On Tuesday, the Senegalese government restored mobile Internet access, which had been cut in some areas after deadly riots in recent days, but announced the temporary closure of its consulates general abroad after attacks against several of them.
On Tuesday June 6, the Senegalese government restored mobile Internet access, which had been cut off in some areas after several days of unrest last week that left at least 16 dead. At the same time, the authorities announced the temporary closure of the country’s general consulates abroad, following the attacks suffered by several of them.
Violence in the country was triggered by the two-year prison sentence of Ousmane Sonko, a fierce opponent of President Macky Sall and a candidate for the 2024 presidential elections, for a case of adultery. This sentence also sparked demonstrations abroad, some of them violent.
The closure of the consulates is “a precautionary measure” that “follows a series of recent attacks against Senegalese diplomatic and consular missions abroad, especially in Paris, Bordeaux (France), Milan (Italy) and New York,” he said. the Ministry of Foreign Affairs in a statement published on social networks.
It reported “severe damage”, particularly in Milan, where machines used to make passports and identity cards had been destroyed.
The consulates will reopen “when the material and security conditions allow it,” he said. This closure deprives hundreds of thousands of Senegalese abroad of consular services such as assistance or the issuance of passports.
A “worrying sign” ahead of the presidential election
Between June 1 and 3, Senegal experienced its worst unrest in years after the conviction of Ousmane Sonko, a popular figure among the young and disadvantaged, who is now expected to be unable to run in the 2024 presidential election.
Sonko has repeatedly stated that the Government conspires to keep him out of the elections, but the Executive denies it.
The authorities and the opposition blamed each other for the violence. The presidential camp cited calls for “insurrection” by Ousmane Sonko to escape justice. He denounced the riots as an attempt to destabilize the state.
The NGO Human Rights Watch called for an immediate, “independent and credible” investigation into the violence.
He also noted in a statement that “excessive use of force and arbitrary arrests” had become commonplace since 2021, and that in recent months the authorities had “cracked down on members of the opposition, the media and dissent”.
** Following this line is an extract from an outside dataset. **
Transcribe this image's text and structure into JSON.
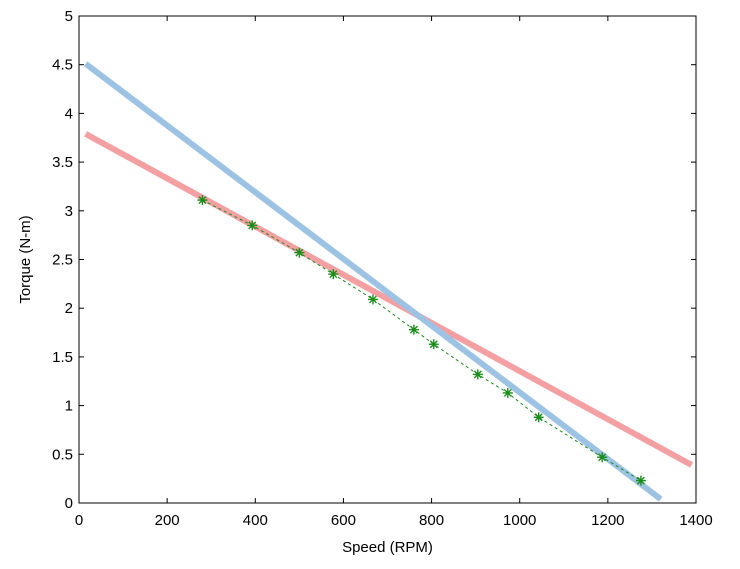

He considers the recent outbreak a “worrying sign” on the eve of the presidential elections.
Accusations of “authoritarian drift”
On Monday, three prominent Senegalese intellectuals, Mohamed Mbougar Sarr, Boubacar Boris Diop and Felwine Sarr, blamed the violence on President Macky Sall’s “authoritarian drift” and his plans to run for a third term in 2024, despite objections. constitutional for many.
One of the president’s advisers, Yoro Dia, responded in a column on online media, criticizing them for a “fundamentally partisan” text that ignores the “constant calls for insurrection” by Ousmane Sonko’s party.
“This text, unlike Zola’s ‘J’accuse’, which was like the ‘strike of a match on a dark night’, to use Mbougar’s words, will be like the tracks of a camel in a sandstorm” , he claimed.
Until now, the Head of State has remained silent about the events, despite requests for him to comment.
Late on Monday afternoon, he visited the Khalifa General of the Mourides, a powerful religious brotherhood, without prior notice, the government newspaper ‘Le Soleil’ reported. The Khalifa, Serigne Mountakha Mbacké, and religious dignitaries are considered to wield considerable influence in politics.
The content of the conversations has not been disclosed. But “the wisdom of his (the khalife’s) advice in certain situations can contribute to the return of peace and stability to Senegal,” says ‘Le Soleil’.